It may look unusual, but this greenhouse is actually green

When environmental chemist David Stone decided to build a “green” greenhouse for his wife, he chose a material he’d invented, an environmentally friendly substitute for cement he calls Ferrock.

For a greenhouse, it’s fairly large, measuring 16 feet by 8 feet by 10 feet. It’s the first and only full structure with a roof and walls that Stone has built so far with his new material.

Monday on the NewsHour, we examine Stone’s discovery, an innovative alternative to a product — cement — that accounts for 5 percent of the world’s carbon dioxide emissions.


Stone started with a wire mesh frame, the same method he’s used to create benches on the Tohono O’odham reservation in southern Arizona — demonstration projects funded by the Environmental Protection Agency.


Then, he filled in by hand with Ferrock troweling the walls 8 inches thick. Separate wire tubes allowed him to pipe in carbon dioxide. At first, he used pure, compressed CO2 in tanks but that was expensive. He turned to exhaust from a small combustion engine. That, said Stone, showed “exhaust from an engine or any combustion source like a cement kiln or a coal-burning power plant could also be used” making larger-scale operations possible.

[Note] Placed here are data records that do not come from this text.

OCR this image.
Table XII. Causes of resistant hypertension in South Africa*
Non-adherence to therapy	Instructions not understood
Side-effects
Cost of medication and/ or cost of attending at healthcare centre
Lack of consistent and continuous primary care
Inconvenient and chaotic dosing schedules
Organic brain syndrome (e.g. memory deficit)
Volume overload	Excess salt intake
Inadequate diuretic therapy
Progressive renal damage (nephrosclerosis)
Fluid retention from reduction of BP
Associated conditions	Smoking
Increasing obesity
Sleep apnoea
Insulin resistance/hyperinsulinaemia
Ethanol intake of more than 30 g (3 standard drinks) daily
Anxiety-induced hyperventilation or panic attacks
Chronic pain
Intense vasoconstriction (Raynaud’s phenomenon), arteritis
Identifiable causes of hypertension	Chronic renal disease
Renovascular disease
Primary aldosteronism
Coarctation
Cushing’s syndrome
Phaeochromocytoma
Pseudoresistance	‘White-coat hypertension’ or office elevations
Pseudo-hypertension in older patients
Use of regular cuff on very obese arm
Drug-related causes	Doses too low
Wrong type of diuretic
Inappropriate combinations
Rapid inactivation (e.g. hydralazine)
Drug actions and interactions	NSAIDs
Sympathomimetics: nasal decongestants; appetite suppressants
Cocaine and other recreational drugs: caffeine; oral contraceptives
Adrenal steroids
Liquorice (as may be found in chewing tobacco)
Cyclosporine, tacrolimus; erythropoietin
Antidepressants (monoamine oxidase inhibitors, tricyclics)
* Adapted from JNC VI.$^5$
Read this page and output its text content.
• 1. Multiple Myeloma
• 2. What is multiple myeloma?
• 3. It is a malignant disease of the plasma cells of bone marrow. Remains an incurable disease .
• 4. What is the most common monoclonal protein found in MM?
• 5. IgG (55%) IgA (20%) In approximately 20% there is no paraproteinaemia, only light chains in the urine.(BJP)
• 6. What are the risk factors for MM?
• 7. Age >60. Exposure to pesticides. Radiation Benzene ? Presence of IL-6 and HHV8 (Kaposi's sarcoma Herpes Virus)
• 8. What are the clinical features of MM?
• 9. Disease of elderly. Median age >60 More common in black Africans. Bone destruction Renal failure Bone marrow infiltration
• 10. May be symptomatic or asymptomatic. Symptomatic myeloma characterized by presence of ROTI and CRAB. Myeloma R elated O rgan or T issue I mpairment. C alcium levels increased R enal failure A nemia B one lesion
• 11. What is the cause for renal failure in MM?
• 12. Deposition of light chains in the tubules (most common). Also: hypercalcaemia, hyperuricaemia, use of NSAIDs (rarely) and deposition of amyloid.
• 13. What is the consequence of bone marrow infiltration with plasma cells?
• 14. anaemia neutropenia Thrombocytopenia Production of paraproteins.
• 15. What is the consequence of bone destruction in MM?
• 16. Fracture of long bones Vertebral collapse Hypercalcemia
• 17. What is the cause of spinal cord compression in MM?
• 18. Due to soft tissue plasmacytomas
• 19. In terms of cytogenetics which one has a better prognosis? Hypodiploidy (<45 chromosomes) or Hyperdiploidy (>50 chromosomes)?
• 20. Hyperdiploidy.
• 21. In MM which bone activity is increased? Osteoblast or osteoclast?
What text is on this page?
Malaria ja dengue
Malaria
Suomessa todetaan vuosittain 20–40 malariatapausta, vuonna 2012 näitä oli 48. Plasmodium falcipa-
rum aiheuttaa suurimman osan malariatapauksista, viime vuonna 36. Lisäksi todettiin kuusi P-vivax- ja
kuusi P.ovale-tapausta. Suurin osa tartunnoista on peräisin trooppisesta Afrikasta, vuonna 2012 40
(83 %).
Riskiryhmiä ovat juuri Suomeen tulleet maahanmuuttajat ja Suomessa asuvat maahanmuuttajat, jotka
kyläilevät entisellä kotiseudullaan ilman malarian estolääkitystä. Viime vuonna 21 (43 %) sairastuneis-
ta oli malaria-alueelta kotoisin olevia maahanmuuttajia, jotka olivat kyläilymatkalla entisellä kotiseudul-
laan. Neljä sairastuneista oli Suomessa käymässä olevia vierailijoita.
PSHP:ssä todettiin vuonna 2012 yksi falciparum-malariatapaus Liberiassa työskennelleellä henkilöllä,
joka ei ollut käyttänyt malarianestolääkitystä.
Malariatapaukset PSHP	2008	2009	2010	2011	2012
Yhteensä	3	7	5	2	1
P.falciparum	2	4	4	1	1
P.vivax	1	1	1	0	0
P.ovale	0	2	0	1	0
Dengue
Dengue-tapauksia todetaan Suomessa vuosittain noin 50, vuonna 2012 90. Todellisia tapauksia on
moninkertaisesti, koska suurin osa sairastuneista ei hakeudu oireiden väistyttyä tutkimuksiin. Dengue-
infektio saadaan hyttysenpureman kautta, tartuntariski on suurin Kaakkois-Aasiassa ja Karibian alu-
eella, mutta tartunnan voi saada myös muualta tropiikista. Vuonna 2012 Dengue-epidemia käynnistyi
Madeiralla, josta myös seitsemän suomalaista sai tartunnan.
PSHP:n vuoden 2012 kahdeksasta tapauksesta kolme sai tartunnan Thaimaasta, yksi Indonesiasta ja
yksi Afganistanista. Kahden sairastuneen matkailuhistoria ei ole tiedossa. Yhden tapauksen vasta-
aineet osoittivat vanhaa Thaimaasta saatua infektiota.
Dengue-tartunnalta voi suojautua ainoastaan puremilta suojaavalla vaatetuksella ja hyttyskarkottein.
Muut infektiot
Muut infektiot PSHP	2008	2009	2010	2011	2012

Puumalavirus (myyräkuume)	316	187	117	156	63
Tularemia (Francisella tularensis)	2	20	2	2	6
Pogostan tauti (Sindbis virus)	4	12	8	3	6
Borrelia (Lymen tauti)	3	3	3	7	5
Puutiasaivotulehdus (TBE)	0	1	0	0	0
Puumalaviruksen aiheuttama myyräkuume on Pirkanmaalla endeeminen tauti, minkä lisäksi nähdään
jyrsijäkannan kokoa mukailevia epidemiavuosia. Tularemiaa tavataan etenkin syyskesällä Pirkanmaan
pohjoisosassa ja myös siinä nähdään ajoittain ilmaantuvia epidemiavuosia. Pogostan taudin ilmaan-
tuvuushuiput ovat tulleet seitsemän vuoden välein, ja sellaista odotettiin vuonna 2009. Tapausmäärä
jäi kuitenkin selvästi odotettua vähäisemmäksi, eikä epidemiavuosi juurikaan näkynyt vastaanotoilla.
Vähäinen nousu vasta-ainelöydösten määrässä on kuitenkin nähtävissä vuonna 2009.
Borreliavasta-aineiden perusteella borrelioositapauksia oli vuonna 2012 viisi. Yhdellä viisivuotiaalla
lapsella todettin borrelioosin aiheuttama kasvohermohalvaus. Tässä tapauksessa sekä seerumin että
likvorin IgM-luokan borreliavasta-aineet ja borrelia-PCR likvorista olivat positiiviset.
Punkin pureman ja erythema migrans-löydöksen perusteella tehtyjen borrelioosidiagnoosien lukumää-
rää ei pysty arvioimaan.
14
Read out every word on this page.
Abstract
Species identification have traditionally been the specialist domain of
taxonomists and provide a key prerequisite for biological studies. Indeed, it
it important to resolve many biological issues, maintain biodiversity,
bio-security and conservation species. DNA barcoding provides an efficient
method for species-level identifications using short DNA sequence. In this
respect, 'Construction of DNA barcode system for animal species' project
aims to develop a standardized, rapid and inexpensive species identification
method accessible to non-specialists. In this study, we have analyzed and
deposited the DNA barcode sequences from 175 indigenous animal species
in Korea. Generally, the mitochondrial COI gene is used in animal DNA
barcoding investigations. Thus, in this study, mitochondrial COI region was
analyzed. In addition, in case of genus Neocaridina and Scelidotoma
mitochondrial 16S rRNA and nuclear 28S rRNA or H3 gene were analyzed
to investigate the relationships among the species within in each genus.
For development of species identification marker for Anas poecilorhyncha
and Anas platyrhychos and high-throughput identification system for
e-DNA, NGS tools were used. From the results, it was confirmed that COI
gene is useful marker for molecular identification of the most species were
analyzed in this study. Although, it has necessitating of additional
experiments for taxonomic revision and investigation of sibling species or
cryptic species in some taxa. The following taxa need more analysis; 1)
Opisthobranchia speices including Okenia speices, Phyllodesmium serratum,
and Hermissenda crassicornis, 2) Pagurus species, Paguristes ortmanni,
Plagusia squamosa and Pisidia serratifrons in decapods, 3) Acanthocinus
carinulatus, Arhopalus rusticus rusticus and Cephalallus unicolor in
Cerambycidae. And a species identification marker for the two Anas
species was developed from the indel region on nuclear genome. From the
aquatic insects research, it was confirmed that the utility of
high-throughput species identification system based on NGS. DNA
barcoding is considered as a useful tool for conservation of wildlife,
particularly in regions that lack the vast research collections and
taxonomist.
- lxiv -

The roof is a thin shell structure, just 1.5 inches thick, but it’s reinforced with steel and wire making it very strong. Eventually, it will be covered and will support shallow rooted plants, yet another environmental feature.

OLYMPUS DIGITAL CAMERAHis greenhouse is buried into the ground and never gets below freezing. In fact the temperature hovers around 60 degrees Fahrenheit all winter, even though the building is near the Canadian border, in a small town in the northern part of Washington state.

Sunlight enters through windows on the south side allowing Stone to capture light in the early morning and late afternoon. He gets a head start on his garden, sometimes planting seeds as early as March.


Stone said the greenhouse “remains the biggest, most complicated and most successful thing” he’s built so far. He hopes the technology will one day have potential for commercial uses.

In the meantime, his wife has a very unusual greenhouse.